Camp, who will take the CEO role, said in the release:
We are grateful to eBay for its guidance. However, we realized there were few long-term synergies between the two businesses. It is best for us to part ways and focus on our respective strengths
It took them two years to see that there were “few long-term synergies” between a way to navigate to web pages people like and an online auction service? What were the short-term synergies?
Wait, wait—don’t tell me. There were 75 million short-term synergies, huh?

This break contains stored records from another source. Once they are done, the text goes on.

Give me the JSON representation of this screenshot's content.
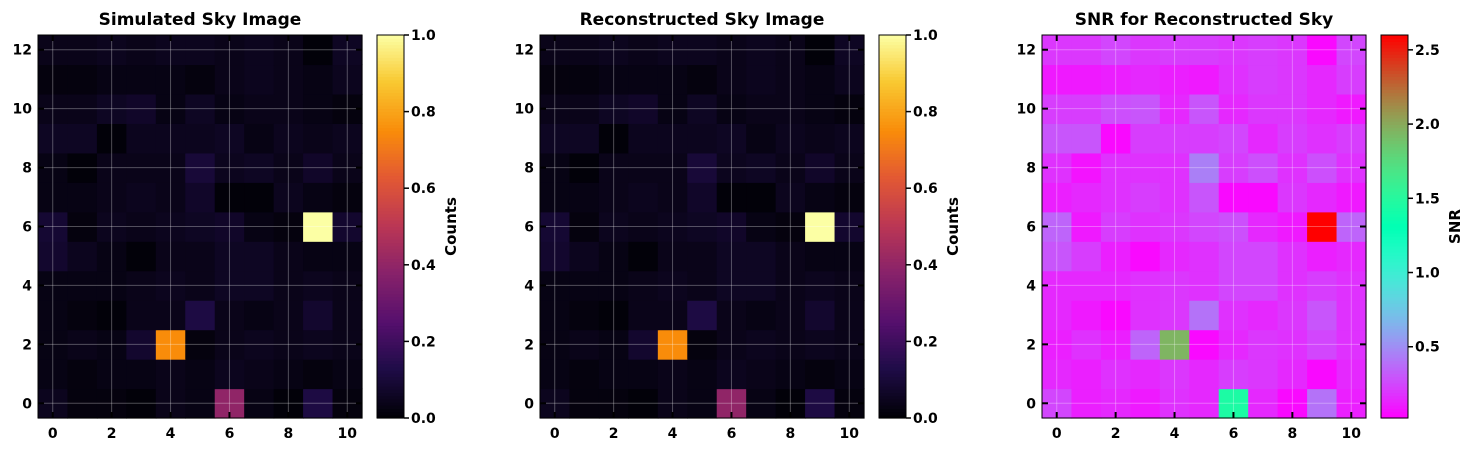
{
  "colors": {
    "background": "#ffffff",
    "axis": "#000000",
    "grid": "#ffffff"
  },
  "chart_data": [
    {
      "type": "heatmap",
      "title": "Simulated Sky Image",
      "xlabel": "",
      "ylabel": "",
      "colormap": "inferno",
      "colorbar_label": "Counts",
      "vmin": 0,
      "vmax": 1.0,
      "colorbar_ticks": [
        "0.0",
        "0.2",
        "0.4",
        "0.6",
        "0.8",
        "1.0"
      ],
      "xlim": [
        -0.5,
        10.5
      ],
      "ylim": [
        -0.5,
        12.5
      ],
      "xticks": [
        0,
        2,
        4,
        6,
        8,
        10
      ],
      "yticks": [
        0,
        2,
        4,
        6,
        8,
        10,
        12
      ],
      "grid": true,
      "rows_bottom_to_top": [
        [
          0.05,
          0.02,
          0.02,
          0.01,
          0.04,
          0.03,
          0.4,
          0.03,
          0.01,
          0.12,
          0.02
        ],
        [
          0.03,
          0.02,
          0.03,
          0.03,
          0.04,
          0.03,
          0.05,
          0.04,
          0.03,
          0.02,
          0.03
        ],
        [
          0.03,
          0.04,
          0.03,
          0.08,
          0.75,
          0.02,
          0.04,
          0.05,
          0.04,
          0.05,
          0.04
        ],
        [
          0.03,
          0.02,
          0.01,
          0.04,
          0.04,
          0.12,
          0.04,
          0.03,
          0.04,
          0.08,
          0.04
        ],
        [
          0.03,
          0.03,
          0.03,
          0.04,
          0.05,
          0.04,
          0.06,
          0.06,
          0.04,
          0.05,
          0.04
        ],
        [
          0.08,
          0.05,
          0.03,
          0.01,
          0.04,
          0.04,
          0.06,
          0.06,
          0.04,
          0.03,
          0.03
        ],
        [
          0.09,
          0.02,
          0.05,
          0.04,
          0.05,
          0.06,
          0.07,
          0.03,
          0.02,
          1.0,
          0.08
        ],
        [
          0.03,
          0.03,
          0.04,
          0.05,
          0.04,
          0.07,
          0.01,
          0.01,
          0.05,
          0.03,
          0.02
        ],
        [
          0.03,
          0.01,
          0.04,
          0.04,
          0.04,
          0.1,
          0.05,
          0.06,
          0.04,
          0.07,
          0.04
        ],
        [
          0.06,
          0.06,
          0.01,
          0.05,
          0.05,
          0.05,
          0.06,
          0.03,
          0.05,
          0.04,
          0.05
        ],
        [
          0.04,
          0.04,
          0.06,
          0.07,
          0.03,
          0.06,
          0.03,
          0.04,
          0.04,
          0.03,
          0.02
        ],
        [
          0.02,
          0.02,
          0.03,
          0.03,
          0.03,
          0.02,
          0.04,
          0.05,
          0.04,
          0.03,
          0.05
        ],
        [
          0.04,
          0.04,
          0.05,
          0.04,
          0.05,
          0.05,
          0.04,
          0.05,
          0.04,
          0.01,
          0.06
        ]
      ]
    },
    {
      "type": "heatmap",
      "title": "Reconstructed Sky Image",
      "xlabel": "",
      "ylabel": "",
      "colormap": "inferno",
      "colorbar_label": "Counts",
      "vmin": 0,
      "vmax": 1.0,
      "colorbar_ticks": [
        "0.0",
        "0.2",
        "0.4",
        "0.6",
        "0.8",
        "1.0"
      ],
      "xlim": [
        -0.5,
        10.5
      ],
      "ylim": [
        -0.5,
        12.5
      ],
      "xticks": [
        0,
        2,
        4,
        6,
        8,
        10
      ],
      "yticks": [
        0,
        2,
        4,
        6,
        8,
        10,
        12
      ],
      "grid": true,
      "rows_bottom_to_top": [
        [
          0.05,
          0.02,
          0.02,
          0.01,
          0.04,
          0.03,
          0.4,
          0.03,
          0.01,
          0.12,
          0.02
        ],
        [
          0.03,
          0.02,
          0.03,
          0.03,
          0.04,
          0.03,
          0.05,
          0.04,
          0.03,
          0.02,
          0.03
        ],
        [
          0.03,
          0.04,
          0.03,
          0.08,
          0.75,
          0.02,
          0.04,
          0.05,
          0.04,
          0.05,
          0.04
        ],
        [
          0.03,
          0.02,
          0.01,
          0.04,
          0.04,
          0.12,
          0.04,
          0.03,
          0.04,
          0.08,
          0.04
        ],
        [
          0.03,
          0.03,
          0.03,
          0.04,
          0.05,
          0.04,
          0.06,
          0.06,
          0.04,
          0.05,
          0.04
        ],
        [
          0.08,
          0.05,
          0.03,
          0.01,
          0.04,
          0.04,
          0.06,
          0.06,
          0.04,
          0.03,
          0.03
        ],
        [
          0.09,
          0.02,
          0.05,
          0.04,
          0.05,
          0.06,
          0.07,
          0.03,
          0.02,
          1.0,
          0.08
        ],
        [
          0.03,
          0.03,
          0.04,
          0.05,
          0.04,
          0.07,
          0.01,
          0.01,
          0.05,
          0.03,
          0.02
        ],
        [
          0.03,
          0.01,
          0.04,
          0.04,
          0.04,
          0.1,
          0.05,
          0.06,
          0.04,
          0.07,
          0.04
        ],
        [
          0.06,
          0.06,
          0.01,
          0.05,
          0.05,
          0.05,
          0.06,
          0.03,
          0.05,
          0.04,
          0.05
        ],
        [
          0.04,
          0.04,
          0.06,
          0.07,
          0.03,
          0.06,
          0.03,
          0.04,
          0.04,
          0.03,
          0.02
        ],
        [
          0.02,
          0.02,
          0.03,
          0.03,
          0.03,
          0.02,
          0.04,
          0.05,
          0.04,
          0.03,
          0.05
        ],
        [
          0.04,
          0.04,
          0.05,
          0.04,
          0.05,
          0.05,
          0.04,
          0.05,
          0.04,
          0.01,
          0.06
        ]
      ]
    },
    {
      "type": "heatmap",
      "title": "SNR for Reconstructed Sky",
      "xlabel": "",
      "ylabel": "",
      "colormap": "rainbow",
      "colorbar_label": "SNR",
      "vmin": 0.02,
      "vmax": 2.6,
      "colorbar_ticks": [
        "0.5",
        "1.0",
        "1.5",
        "2.0",
        "2.5"
      ],
      "xlim": [
        -0.5,
        10.5
      ],
      "ylim": [
        -0.5,
        12.5
      ],
      "xticks": [
        0,
        2,
        4,
        6,
        8,
        10
      ],
      "yticks": [
        0,
        2,
        4,
        6,
        8,
        10,
        12
      ],
      "grid": true,
      "rows_bottom_to_top": [
        [
          0.25,
          0.12,
          0.15,
          0.1,
          0.18,
          0.15,
          1.45,
          0.15,
          0.05,
          0.4,
          0.12
        ],
        [
          0.15,
          0.12,
          0.18,
          0.15,
          0.2,
          0.15,
          0.22,
          0.2,
          0.15,
          0.05,
          0.15
        ],
        [
          0.12,
          0.18,
          0.12,
          0.35,
          1.95,
          0.05,
          0.15,
          0.2,
          0.18,
          0.25,
          0.18
        ],
        [
          0.15,
          0.1,
          0.05,
          0.18,
          0.2,
          0.4,
          0.18,
          0.15,
          0.2,
          0.3,
          0.18
        ],
        [
          0.15,
          0.15,
          0.15,
          0.18,
          0.2,
          0.18,
          0.25,
          0.25,
          0.18,
          0.22,
          0.18
        ],
        [
          0.3,
          0.22,
          0.12,
          0.05,
          0.15,
          0.18,
          0.25,
          0.25,
          0.18,
          0.12,
          0.15
        ],
        [
          0.35,
          0.1,
          0.22,
          0.18,
          0.2,
          0.25,
          0.28,
          0.15,
          0.1,
          2.6,
          0.35
        ],
        [
          0.12,
          0.15,
          0.18,
          0.22,
          0.18,
          0.3,
          0.05,
          0.05,
          0.2,
          0.15,
          0.1
        ],
        [
          0.18,
          0.08,
          0.18,
          0.18,
          0.18,
          0.45,
          0.22,
          0.28,
          0.18,
          0.28,
          0.18
        ],
        [
          0.3,
          0.3,
          0.05,
          0.22,
          0.22,
          0.22,
          0.25,
          0.15,
          0.22,
          0.18,
          0.22
        ],
        [
          0.22,
          0.22,
          0.28,
          0.3,
          0.15,
          0.3,
          0.15,
          0.2,
          0.2,
          0.15,
          0.1
        ],
        [
          0.1,
          0.1,
          0.12,
          0.15,
          0.12,
          0.1,
          0.18,
          0.22,
          0.2,
          0.15,
          0.22
        ],
        [
          0.2,
          0.2,
          0.25,
          0.2,
          0.22,
          0.22,
          0.2,
          0.22,
          0.2,
          0.05,
          0.25
        ]
      ]
    }
  ]
}
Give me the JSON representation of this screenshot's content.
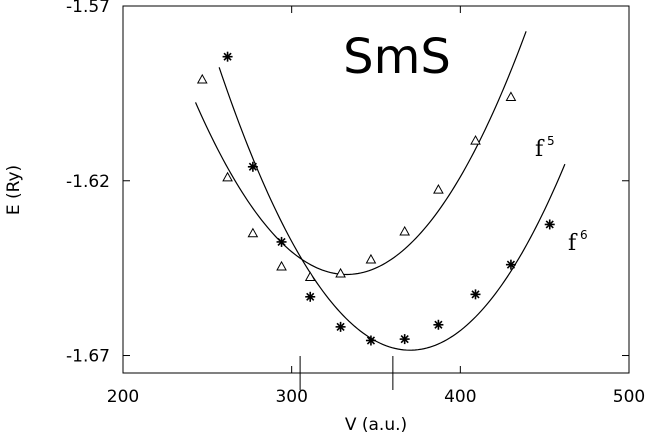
{
  "chart_data": {
    "type": "scatter",
    "title": "SmS",
    "xlabel": "V (a.u.)",
    "ylabel": "E (Ry)",
    "xlim": [
      200,
      500
    ],
    "ylim": [
      -1.675,
      -1.57
    ],
    "x_ticks": [
      {
        "value": 200,
        "label": "200"
      },
      {
        "value": 300,
        "label": "300"
      },
      {
        "value": 400,
        "label": "400"
      },
      {
        "value": 500,
        "label": "500"
      }
    ],
    "y_ticks": [
      {
        "value": -1.57,
        "label": "-1.57"
      },
      {
        "value": -1.62,
        "label": "-1.62"
      },
      {
        "value": -1.67,
        "label": "-1.67"
      }
    ],
    "minima_markers_x": [
      305,
      360
    ],
    "grid": false,
    "series": [
      {
        "name": "f",
        "superscript": "5",
        "marker": "triangle",
        "points": [
          [
            247,
            -1.591
          ],
          [
            262,
            -1.619
          ],
          [
            277,
            -1.635
          ],
          [
            294,
            -1.6445
          ],
          [
            311,
            -1.6475
          ],
          [
            329,
            -1.6465
          ],
          [
            347,
            -1.6425
          ],
          [
            367,
            -1.6345
          ],
          [
            387,
            -1.6225
          ],
          [
            409,
            -1.6085
          ],
          [
            430,
            -1.596
          ]
        ],
        "curve_x_range": [
          243,
          439
        ]
      },
      {
        "name": "f",
        "superscript": "6",
        "marker": "asterisk",
        "points": [
          [
            262,
            -1.5845
          ],
          [
            277,
            -1.616
          ],
          [
            294,
            -1.6375
          ],
          [
            311,
            -1.6532
          ],
          [
            329,
            -1.6618
          ],
          [
            347,
            -1.6657
          ],
          [
            367,
            -1.6653
          ],
          [
            387,
            -1.6612
          ],
          [
            409,
            -1.6525
          ],
          [
            430,
            -1.644
          ],
          [
            453,
            -1.6325
          ]
        ],
        "curve_x_range": [
          257,
          462
        ]
      }
    ]
  }
}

If I had to bet, I’d say that the price was right at the time for a popular and well-hyped web service. But since then, the value has tumbled with the rest of the economy—and since their then-parent couldn’t figure out what to do with them anyway. Buying themselves out of the eBay stable still probably left StumbleUpon with a net gain.
Meanwhile, eBay continues to struggle with its direction with its VoIP service, Skype, and finding the long-term synergies there. Is the popular telephony service the next to leave eBay’s fold?
What do you think? Is StumbleUpon better off on its own? Why did eBay acquire them in the first place?